RESPOSTA
A UM QUESTIONÁRIO (recebido de Renato Suttana)
(Wladimir
Saldanha)
1.
Não podendo sair do Fahrenheit 451, que livro quererias ser?
Certamente,
poesia. E em minha língua. Podia ser a “Clepsidra”, de Camilo,
ou o “Livro de Cesário Verde”.
2.
Já alguma vez ficaste apanhadinho por uma personagem de ficção?
“Apanhadinho”
é o quê? Se for indigitado, cagüetado, fico “apanhadinho”
sempre que os escritores me trazem o velho personagem funcionário público,
lírico e protocolar, afogado em papéis, bracejando na imaginação.

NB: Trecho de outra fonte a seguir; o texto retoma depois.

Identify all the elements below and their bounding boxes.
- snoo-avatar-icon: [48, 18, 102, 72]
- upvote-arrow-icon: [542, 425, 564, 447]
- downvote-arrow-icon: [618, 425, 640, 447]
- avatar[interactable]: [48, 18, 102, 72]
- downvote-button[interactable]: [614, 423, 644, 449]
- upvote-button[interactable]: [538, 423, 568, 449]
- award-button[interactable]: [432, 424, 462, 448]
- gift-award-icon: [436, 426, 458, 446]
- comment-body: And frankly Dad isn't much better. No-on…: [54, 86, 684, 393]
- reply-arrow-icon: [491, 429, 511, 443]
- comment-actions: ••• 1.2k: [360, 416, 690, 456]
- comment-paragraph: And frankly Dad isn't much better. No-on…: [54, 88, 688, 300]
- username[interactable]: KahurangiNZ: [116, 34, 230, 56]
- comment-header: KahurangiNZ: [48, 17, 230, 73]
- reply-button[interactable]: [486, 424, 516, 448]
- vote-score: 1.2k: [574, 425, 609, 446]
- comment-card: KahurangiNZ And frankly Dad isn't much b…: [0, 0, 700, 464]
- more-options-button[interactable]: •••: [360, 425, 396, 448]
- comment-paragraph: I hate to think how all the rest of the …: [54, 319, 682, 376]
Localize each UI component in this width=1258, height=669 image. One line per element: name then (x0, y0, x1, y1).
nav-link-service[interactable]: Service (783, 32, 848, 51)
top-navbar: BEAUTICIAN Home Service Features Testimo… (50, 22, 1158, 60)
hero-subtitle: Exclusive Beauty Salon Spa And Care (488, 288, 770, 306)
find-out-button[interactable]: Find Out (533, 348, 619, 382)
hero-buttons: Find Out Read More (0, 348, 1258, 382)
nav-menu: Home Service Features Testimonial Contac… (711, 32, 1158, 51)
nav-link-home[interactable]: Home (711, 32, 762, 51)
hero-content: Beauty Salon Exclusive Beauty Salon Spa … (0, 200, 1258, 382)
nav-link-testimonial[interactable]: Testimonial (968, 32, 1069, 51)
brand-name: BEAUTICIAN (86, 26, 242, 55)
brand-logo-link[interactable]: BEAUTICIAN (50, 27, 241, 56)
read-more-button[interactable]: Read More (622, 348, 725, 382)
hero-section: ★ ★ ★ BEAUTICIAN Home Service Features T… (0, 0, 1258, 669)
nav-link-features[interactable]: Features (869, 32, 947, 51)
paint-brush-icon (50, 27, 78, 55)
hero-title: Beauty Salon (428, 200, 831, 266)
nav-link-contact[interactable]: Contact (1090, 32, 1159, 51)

Fui Policarpo Quaresma (de Lima Barreto); fui o amanuense Belmiro
(de Cyro dos Anjos); fui quase todos os fiscais de Gogol; estive
presente ao velório de Ivan Ilitch.
Os
russos são terríveis. Num conto, Tchecov pintou um estudante de
Direito que vai à farra e não aproveita nada...
Mas
se “apanhadinho” é caçado, feito serviçal, gato e sapato, aí
a primeira algoz foi aquela Emília, do Sítio do Pica-pau Amarelo,
de Lobato. Por causa dela, abri a cabeça de sapos e lagartixas, à
procura da glândula pituitária, que nunca achei.

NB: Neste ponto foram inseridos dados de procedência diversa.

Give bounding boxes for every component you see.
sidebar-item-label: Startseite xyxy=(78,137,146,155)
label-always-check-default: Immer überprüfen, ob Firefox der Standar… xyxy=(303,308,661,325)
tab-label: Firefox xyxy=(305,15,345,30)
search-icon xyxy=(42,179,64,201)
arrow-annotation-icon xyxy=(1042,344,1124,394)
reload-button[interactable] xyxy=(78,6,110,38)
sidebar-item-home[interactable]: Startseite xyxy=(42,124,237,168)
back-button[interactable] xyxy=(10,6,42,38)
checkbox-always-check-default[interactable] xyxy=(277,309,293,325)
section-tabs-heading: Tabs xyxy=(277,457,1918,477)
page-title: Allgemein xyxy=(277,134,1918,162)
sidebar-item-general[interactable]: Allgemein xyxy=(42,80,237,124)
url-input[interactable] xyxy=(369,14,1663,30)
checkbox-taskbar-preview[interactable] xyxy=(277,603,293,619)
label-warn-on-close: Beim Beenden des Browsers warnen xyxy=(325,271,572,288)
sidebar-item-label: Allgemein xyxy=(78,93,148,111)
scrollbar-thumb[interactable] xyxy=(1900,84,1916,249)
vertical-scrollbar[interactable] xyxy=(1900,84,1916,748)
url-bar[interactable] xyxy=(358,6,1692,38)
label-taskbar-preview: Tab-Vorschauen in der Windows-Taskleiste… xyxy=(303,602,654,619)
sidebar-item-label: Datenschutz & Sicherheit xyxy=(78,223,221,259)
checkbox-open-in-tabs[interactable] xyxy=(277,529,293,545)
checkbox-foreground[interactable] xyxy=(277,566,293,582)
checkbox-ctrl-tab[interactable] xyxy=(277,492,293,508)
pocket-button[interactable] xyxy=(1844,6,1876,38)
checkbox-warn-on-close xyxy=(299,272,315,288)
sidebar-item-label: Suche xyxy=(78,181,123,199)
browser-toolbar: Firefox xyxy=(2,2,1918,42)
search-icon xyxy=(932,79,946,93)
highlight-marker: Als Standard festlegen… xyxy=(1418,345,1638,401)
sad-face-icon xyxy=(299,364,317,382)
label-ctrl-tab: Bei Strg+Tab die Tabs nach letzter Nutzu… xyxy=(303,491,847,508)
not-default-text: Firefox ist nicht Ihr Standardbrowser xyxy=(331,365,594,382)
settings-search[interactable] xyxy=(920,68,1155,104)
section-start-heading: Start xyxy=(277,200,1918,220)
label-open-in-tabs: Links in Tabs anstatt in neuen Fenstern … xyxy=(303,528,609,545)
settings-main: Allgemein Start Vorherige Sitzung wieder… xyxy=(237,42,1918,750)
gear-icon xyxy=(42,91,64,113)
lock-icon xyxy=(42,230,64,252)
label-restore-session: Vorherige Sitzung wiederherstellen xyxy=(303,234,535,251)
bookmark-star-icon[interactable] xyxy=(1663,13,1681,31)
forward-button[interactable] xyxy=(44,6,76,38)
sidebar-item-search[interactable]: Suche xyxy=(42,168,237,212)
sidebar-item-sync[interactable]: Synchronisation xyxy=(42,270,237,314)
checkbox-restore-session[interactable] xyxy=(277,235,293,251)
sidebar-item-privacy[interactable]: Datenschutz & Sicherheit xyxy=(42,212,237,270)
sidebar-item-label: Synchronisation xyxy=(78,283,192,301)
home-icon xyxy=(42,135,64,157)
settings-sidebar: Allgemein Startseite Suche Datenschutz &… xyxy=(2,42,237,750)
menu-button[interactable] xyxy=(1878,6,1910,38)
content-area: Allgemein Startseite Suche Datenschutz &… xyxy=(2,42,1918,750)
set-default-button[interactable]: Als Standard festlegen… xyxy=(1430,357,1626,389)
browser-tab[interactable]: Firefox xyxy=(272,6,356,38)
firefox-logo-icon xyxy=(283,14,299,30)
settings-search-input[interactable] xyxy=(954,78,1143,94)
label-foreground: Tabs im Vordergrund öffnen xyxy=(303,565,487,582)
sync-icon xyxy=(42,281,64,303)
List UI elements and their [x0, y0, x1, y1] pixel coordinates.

Depois, na adolescência, veio Lord Henry, de Wilde
(“Retrato de Dorian Gray”) e destruiu meu resto de sanidade, com
suas conversas sobre o Belo, a Arte...
3.
Qual foi o último livro que compraste?
“A
Rua dos Cata-ventos”, de Mário Quintana. Esperei sempre esse
livro, que vivia esgotado. Agora, no centenário do autor,
republicaram. É a estréia do poeta gaúcho, onde estão – não
hesito em dizer – alguns dos mais belos sonetos da língua.
4.
Qual o último livro que leste?
Um
livro de contos – “Memorial dos Medíocres”, de um autor
baiano, Tom Correia L. Brochura magra, prêmio estadual de incentivo
a estreantes. Achei-o por acaso, e o título me fisgou. Excelentes
contos. Só lamento que o autor não responda a e-mails...
5.
Que livros estás a ler?
Finalmente,
“aconteceu-me” o Dom Quixote. Tinha-o há vários anos, mas... Enfim, sou meio de
envelhecer o livro, como numa adega. Um dia vou lá, olho a lombada
como quem confere um rótulo e, nem sei por quê, animo-me a provar.
No caso do Quixote, sendo
2005 um ano de festa, não poderia haver melhor ocasião. E estou ébrio
deste livro “eterno e belo, belamente eterno”, como dizia um
personagem de outro, aliás, de outros,
o filósofo Quincas Borba.
Mas
leio também o livro de Quintana; este, não como vinho, mas como
licor: pequenas doses.
6.
Que livros (cinco) levarias para uma ilha deserta?
Li,
sei que li, um texto de Drummond respondendo a essa mesma pergunta;
lembro que levaria André Gide, o mais remoto autor da armadilha, o
primeiro a perguntar. Bom castigo.
Eu
levaria o próprio Drummond – uma obra completa; levaria uma
antologia de Hemingway, que não deixasse de fora “Francis
Macomber” e “A Alma dos Rios” – este para guia de sobrevivência;
número três? “Orlando”, o homem eterno de Virgínia Woolf,
para relativizar o tempo (na tradução de Cecília, que assim me
arranjo com um 2 em 1); quatro: é o “Quincas Borba”, de Machado
de Assis, com aquele Rubião que, como ninguém, sabia fitar o mar;
e afinal outro Quincas, e outro 2 em 1 - “A Morte e a Morte de
Quincas Berro D´água” , de Jorge Amado, para o caso de saudades
da Bahia.
7.
A quem vais passar este testemunho (três pessoas) e por quê?
Vai
para o contista Marcus Nascimento, de Minas Gerais, pela curiosidade
de saber que leituras, presentes e passadas, entortaram tanto seu juízo;
para outro contista, aquele Tom Correia L., a fim de ver se
doravante responde a meus e-mails; e para meu amigo Paulo Roberto
Couto, Paulinho, que não é contista, nem poeta ou romancista, mas
aquele bicho raro e esquivo que chamamos leitor.